“哈哈!哈哈哈哈——”
仰首大笑,夏鄆的笑聲盡顯一股張狂與放肆,引來那些隨從與護衛一陣側目。只是攝政王都不曾發話,他們這些做下屬的自然更不好提出異議。
“怎么了?老元帥覺得哪里好笑了?”
直到笑聲末時,攝政王才不遲不緩問道,依舊一臉的鎮定,看不出有絲毫動怒的征兆。
搖了搖頭,夏鄆回道:“國難當頭?敢問,此難從何而來?”
“老元帥就算隱居于此,號稱不問世事,又怎么可能對于如今軒刻境內的形勢一概不知呢?就不要揣著明白裝糊涂了。當年,父皇臨終前將皇位托付與小妹,身為皇長子,我并無異議。只是在小妹尚未擁有足夠能耐與資歷前,想要多幫她一幫。卻不想,因此她聽信了那些『奸』祟佞臣的挑撥,誤以為我想要奪她皇位,趁著幾個月前那次外出勞軍,與叛軍匯合,竟然拉起義旗,與皇室為敵。以至于,如今軒刻分裂,兩股勢力分庭抗禮,一時間難分勝負。但是在我想來,若是有老元帥出面,問題想必可以迎刃而解。化干戈為玉帛,豈不皆大歡喜?”
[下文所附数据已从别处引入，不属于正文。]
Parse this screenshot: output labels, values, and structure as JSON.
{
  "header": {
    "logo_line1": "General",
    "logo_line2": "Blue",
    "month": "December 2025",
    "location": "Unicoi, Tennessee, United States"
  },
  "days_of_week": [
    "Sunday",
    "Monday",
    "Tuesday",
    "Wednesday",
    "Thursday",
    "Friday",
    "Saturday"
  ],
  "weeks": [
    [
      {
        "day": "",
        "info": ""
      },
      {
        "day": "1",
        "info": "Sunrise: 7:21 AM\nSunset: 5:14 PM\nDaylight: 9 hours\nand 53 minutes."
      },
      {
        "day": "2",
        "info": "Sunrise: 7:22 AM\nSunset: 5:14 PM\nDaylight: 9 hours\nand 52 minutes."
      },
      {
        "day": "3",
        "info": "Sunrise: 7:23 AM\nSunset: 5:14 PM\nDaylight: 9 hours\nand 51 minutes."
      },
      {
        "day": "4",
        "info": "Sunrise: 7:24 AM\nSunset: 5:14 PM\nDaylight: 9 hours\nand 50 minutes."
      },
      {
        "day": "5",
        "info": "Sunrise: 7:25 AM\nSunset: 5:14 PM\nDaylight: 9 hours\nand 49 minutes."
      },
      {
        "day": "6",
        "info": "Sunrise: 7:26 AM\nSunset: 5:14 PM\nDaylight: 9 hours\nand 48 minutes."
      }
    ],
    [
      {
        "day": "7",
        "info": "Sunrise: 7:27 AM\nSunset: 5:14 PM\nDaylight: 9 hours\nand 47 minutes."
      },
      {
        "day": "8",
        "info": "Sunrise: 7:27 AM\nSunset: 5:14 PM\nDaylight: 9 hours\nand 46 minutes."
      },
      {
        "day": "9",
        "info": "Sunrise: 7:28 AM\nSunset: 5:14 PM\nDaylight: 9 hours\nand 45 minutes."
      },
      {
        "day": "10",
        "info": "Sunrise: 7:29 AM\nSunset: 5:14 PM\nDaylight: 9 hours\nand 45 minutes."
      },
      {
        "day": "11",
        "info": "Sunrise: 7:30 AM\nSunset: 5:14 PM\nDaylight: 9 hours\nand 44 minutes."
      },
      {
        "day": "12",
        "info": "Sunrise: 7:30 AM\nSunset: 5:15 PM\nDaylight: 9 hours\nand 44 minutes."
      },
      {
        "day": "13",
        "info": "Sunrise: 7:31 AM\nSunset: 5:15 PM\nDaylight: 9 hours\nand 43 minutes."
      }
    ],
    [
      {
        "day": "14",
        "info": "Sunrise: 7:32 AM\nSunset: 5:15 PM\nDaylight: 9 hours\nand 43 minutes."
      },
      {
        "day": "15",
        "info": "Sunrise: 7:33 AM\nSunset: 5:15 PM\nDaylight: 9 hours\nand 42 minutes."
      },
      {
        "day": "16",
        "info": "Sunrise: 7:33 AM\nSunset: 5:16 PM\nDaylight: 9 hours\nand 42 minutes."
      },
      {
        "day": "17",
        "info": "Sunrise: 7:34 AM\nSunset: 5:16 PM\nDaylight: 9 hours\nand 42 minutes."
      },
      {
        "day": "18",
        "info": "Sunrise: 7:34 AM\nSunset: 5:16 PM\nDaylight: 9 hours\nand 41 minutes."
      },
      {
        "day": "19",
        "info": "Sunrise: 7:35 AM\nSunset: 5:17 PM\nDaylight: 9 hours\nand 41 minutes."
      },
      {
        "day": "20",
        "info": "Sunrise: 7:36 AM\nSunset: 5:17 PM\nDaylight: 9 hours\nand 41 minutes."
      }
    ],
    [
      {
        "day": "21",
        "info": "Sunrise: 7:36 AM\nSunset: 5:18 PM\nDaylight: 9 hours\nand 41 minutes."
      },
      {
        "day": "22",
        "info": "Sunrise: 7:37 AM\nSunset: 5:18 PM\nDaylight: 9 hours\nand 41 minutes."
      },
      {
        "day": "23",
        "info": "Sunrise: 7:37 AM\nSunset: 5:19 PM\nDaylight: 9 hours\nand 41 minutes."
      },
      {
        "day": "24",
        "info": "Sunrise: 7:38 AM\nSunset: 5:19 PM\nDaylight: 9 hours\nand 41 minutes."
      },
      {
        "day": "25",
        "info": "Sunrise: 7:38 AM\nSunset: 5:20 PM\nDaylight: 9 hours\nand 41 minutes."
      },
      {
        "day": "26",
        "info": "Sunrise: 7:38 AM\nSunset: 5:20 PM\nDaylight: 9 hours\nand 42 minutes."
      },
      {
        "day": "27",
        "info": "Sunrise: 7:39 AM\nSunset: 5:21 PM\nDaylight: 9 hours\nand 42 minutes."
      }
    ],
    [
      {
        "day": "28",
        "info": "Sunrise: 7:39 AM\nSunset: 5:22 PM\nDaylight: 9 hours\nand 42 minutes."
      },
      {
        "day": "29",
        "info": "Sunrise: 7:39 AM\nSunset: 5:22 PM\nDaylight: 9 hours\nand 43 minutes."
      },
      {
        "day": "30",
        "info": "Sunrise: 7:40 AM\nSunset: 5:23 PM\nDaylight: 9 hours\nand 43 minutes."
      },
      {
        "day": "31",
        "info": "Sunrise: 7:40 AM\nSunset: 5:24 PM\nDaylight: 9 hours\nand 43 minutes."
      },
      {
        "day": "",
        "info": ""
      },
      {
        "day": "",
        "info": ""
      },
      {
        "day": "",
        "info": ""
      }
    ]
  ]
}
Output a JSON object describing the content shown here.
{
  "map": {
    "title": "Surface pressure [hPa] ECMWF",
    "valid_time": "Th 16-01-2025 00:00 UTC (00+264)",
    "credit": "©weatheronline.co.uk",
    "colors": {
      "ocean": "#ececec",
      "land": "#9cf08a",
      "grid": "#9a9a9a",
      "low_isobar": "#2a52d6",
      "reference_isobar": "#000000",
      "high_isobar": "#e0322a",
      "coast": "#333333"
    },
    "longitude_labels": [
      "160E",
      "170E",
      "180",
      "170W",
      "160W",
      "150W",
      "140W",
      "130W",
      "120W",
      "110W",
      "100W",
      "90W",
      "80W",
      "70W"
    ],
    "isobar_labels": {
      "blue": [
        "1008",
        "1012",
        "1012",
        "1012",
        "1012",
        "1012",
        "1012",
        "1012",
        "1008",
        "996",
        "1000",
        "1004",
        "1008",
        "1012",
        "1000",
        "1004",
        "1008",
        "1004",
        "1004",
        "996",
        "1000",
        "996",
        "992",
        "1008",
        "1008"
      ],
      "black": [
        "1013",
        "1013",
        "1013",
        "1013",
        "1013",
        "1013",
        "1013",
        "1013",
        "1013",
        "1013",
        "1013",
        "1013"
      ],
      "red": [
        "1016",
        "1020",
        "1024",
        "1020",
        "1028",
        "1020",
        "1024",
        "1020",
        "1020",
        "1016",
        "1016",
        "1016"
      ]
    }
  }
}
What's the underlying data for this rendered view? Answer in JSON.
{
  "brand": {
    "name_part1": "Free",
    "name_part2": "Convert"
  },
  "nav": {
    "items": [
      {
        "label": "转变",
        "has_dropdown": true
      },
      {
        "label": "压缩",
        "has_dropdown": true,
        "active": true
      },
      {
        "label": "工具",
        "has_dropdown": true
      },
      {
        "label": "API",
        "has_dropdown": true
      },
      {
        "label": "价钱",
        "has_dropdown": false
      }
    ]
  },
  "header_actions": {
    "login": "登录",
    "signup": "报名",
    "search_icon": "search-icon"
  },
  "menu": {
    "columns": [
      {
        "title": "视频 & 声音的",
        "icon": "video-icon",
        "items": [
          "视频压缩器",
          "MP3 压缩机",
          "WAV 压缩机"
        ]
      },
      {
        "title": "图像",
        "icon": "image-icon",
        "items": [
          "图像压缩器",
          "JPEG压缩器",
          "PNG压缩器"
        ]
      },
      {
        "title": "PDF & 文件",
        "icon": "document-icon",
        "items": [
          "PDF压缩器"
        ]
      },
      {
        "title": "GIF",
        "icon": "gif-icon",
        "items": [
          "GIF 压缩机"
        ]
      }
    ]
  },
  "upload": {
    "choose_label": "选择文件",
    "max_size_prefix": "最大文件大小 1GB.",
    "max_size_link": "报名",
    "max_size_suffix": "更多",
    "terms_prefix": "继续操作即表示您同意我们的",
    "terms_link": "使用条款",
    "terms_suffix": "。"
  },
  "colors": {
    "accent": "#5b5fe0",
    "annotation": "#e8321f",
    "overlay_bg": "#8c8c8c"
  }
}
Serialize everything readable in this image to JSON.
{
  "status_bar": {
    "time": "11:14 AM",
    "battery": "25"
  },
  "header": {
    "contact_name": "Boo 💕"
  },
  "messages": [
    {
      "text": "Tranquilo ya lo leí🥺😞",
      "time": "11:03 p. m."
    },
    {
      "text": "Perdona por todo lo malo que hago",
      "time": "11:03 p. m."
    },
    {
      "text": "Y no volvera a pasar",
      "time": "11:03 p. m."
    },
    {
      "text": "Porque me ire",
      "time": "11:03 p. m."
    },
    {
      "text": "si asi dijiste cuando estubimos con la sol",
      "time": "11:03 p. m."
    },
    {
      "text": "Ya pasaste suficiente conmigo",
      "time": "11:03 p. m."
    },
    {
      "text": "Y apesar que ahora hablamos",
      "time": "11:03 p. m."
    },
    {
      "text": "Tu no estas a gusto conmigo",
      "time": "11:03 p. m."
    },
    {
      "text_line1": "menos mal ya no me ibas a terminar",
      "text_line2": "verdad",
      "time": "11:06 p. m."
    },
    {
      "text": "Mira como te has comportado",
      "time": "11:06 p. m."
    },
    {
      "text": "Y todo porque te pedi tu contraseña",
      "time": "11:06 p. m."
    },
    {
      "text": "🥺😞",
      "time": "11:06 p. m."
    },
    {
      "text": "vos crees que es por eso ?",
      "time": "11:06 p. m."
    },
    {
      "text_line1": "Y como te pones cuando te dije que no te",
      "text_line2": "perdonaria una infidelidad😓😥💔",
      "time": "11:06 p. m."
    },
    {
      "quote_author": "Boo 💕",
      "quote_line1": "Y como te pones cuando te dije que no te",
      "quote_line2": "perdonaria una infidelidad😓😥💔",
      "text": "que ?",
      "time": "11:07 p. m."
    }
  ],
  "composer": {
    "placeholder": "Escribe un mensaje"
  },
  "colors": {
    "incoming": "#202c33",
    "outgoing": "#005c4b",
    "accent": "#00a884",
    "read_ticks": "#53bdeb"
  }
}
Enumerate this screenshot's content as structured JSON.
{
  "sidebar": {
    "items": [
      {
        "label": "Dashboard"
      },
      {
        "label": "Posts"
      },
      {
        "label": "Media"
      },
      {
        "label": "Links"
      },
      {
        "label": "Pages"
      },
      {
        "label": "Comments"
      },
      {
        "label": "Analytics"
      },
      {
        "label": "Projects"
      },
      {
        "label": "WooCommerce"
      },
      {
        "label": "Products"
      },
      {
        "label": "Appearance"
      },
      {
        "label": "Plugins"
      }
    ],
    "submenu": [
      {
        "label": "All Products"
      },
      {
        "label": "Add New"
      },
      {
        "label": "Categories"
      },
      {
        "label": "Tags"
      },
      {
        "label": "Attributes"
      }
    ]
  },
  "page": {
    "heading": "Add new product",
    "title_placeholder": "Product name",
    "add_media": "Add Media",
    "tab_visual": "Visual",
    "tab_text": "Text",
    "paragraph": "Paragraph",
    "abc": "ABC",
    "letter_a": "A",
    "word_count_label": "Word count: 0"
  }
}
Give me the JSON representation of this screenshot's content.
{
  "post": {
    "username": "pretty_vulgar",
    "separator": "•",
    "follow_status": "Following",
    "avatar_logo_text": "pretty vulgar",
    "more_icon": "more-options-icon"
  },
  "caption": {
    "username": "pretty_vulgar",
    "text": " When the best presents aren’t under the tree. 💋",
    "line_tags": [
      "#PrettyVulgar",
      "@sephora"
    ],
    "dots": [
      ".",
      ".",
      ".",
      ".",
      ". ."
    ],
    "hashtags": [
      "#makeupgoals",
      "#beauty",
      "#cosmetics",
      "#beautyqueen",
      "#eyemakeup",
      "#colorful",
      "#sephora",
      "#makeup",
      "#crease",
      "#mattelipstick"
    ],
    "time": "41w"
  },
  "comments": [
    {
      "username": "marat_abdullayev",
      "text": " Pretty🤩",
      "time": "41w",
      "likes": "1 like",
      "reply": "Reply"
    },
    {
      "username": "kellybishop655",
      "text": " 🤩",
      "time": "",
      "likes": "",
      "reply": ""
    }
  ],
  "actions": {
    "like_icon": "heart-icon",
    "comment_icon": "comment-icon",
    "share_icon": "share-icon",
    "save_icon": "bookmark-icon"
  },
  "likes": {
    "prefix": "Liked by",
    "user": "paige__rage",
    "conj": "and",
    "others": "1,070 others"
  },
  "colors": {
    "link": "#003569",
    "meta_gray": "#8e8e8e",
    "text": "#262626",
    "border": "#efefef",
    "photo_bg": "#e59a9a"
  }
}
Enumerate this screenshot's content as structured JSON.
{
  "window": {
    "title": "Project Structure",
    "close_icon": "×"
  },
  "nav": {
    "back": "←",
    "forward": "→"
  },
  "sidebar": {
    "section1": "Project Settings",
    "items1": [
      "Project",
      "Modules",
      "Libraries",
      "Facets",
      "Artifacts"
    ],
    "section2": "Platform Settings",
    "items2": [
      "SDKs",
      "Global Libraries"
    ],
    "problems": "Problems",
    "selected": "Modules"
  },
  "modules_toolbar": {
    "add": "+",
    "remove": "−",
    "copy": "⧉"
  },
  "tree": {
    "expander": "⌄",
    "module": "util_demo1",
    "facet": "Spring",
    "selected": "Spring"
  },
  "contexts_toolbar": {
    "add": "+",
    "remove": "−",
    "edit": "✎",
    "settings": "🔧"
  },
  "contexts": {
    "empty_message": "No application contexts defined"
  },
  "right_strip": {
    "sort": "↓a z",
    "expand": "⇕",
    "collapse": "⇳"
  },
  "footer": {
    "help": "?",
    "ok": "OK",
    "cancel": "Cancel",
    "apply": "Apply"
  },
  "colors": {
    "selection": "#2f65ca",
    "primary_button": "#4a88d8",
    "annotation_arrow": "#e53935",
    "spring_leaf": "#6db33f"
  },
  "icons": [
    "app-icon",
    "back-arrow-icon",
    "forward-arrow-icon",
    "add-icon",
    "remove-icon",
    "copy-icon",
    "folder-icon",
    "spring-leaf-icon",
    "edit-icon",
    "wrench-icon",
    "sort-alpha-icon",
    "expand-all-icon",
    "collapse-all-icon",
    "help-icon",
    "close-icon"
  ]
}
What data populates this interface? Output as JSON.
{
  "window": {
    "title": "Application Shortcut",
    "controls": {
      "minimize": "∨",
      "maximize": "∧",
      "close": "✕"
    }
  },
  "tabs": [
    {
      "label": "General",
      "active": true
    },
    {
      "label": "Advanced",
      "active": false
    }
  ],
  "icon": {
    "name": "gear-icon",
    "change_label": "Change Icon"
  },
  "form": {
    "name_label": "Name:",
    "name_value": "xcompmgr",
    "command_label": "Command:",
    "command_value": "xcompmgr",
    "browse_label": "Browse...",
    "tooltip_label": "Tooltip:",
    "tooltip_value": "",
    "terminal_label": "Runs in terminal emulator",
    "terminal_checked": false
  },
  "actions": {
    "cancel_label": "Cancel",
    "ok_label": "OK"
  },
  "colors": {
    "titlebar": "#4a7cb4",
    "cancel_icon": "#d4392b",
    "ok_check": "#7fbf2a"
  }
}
“殿下也太高估老夫的能耐的。之前說過,那些昔日的舊友與布下,尊稱一聲老元帥已經是給面子了。如今,那些新銳年輕一輩,還剩幾個肯認我的?而且,既然殿下都說了不要揣著明白裝糊涂,那么為何,你還在混淆黑白,顛倒是非?真欺老夫雙眼昏花,認不清這天下局勢了嗎?”
……
錚——
正快步走在回廊上,一聲鳴動之響瞬間將寧越從沉思中喚回,下意識側身一躲,只覺一股深寒尖銳從臉頰側面擦過。點點刺痛森然,悄然侵入軀體。
緊隨其后,突刺之勢止住,變招為橫起一劈,厚重力道驟然掃出。
嘭!
手中托盤一翻,纖薄的防御瞬間破碎為紛飛碎屑。力道透出,持續咆哮,卷動的勁風夾渣著無數木屑,再是一吼撲出。在那之后,一桿蛇矛如影隨行,變幻的寒光與尖銳暗藏致命殺意。
被發現了?
心中閃過一絲驚愕,寧越余光一瞥,卻見遠處正堂并未變故,心中暗道這一次不過也是試探罷了。如果他拔劍相戰,恐怕反而會暴『露』更多。
只得,暫避鋒芒了。
抽身猛退,以此化去對方進攻之勢。然而,卷動勁風持續散去,但是突刺蛇矛窮追不舍,晃動的寒芒一直映照于他雙瞳之中。再后方,便是房屋墻壁,不便再退。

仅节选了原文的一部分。